Chinese start-up carriers Qingdao Airlines and Zhejiang Loong Airlines joined BOC Aviation and a Vietnamese operator in committing to take a combined 160 planes, the Toulouse-based planemaker said yesterday. The memorandum of understanding from six-year-old VietJetAir was for as many as 92 A320 aircraft.
Asian growth is lifting orders at Airbus and rival Boeing Co., with China set to supplant the U.S. as the largest market by 2032, Airbus said Sept. 24 in its annual forecast spanning two decades. Airbus yesterday unveiled a lighter version of its A330 wide-body jet aimed particularly at markets such as China, which is already the biggest buyer of the aircraft.

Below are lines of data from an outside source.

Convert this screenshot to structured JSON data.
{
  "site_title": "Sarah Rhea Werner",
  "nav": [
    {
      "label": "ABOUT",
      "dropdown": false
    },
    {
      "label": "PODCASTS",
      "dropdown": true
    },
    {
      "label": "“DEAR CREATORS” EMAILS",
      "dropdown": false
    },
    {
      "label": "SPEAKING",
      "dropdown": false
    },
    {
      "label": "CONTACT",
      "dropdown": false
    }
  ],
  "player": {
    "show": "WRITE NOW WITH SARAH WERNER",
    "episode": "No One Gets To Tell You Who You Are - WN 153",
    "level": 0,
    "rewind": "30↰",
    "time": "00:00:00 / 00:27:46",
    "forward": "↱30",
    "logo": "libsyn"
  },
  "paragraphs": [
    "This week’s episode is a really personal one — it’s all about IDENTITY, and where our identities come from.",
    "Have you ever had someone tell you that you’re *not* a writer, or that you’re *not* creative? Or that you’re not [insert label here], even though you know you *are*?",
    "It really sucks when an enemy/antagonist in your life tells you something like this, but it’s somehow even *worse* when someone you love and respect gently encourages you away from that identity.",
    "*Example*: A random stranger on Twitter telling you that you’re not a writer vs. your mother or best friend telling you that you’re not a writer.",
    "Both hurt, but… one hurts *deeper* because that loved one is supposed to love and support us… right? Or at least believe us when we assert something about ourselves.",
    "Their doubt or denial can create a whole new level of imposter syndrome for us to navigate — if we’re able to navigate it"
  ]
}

“The Chinese market will be the biggest one in the next 20 years, and we’ll continue to lead there,” Airbus Chief Executive Officer Fabrice Bregier said yesterday in Beijing.
Shares in Airbus-parent European Aeronautic, Defence & Space Co. rose as much as 1.3 percent and were trading 0.27 cents higher at 46.88 euros as of 10:30 a.m. in Paris, valuing the company at 37 billion euros ($50 billion)
Airbus’s position is underpinned by local assembly of single-aisle planes, according to Bregier. The manufacturer, based in Toulouse in southern France, assembles single-aisle aircraft in China, one of three existing facilities worldwide to piece together airliners, with a fourth under construction in the U.S., where Airbus aims to attract more business.
The deals, once confirmed, will bring Airbus beyond the 1,000 aircraft orders the company has predicted it can garner this year. In the first eight months, Airbus had already secured 942 firm orders, with Lion Air Inc.’s purchase of 234 jets in 2013. The accord with Vietjet includes 42 re-engined A320neos, 14 current-model A320s, six A321, and another 30 purchase rights.
Qingdao Airlines, a newly established private carrier in China, agreed to buy 23 A320s, a mix of five current models and 18 re-engined Neos, in a deal valued at $2.3 billion, based on Airbus list prices. Zhejiang Loong Airlines, recently approved by the regulator, signed an agreement for 11 A320s and nine Neos valued at $1.9 billion. The orders are all subject to government approval.
Lessor BOC Aviation, owned by Bank of China, made a $2.6 billion commitment with plans to take 13 A320s and 12 re-engined Neo narrow-bodies, including some larger A321s. Aircraft buyers typically get discounts on official prices.
The growth rate in China will be about 7 percent over the next two decades, representing 10.4. percent of global traffic at that point, according to Airbus. The manufacturer began the year with a target for 800 orders, though after pulling in deals worth almost $70 billion at the biannual Paris air show, it raised the bar in July.
By volume, the A320 single-aisle family pulls in the most business for Airbus, with a backlog of more than 4,000 jets, as does the single-aisle 737 series for Boeing. Airbus is exploring an increase of A320 production from a rate of 42 jets a month to 43 or 44 and will likely go higher toward the end of the decade, Chief Operating Officer John Leahy said Sept. 24.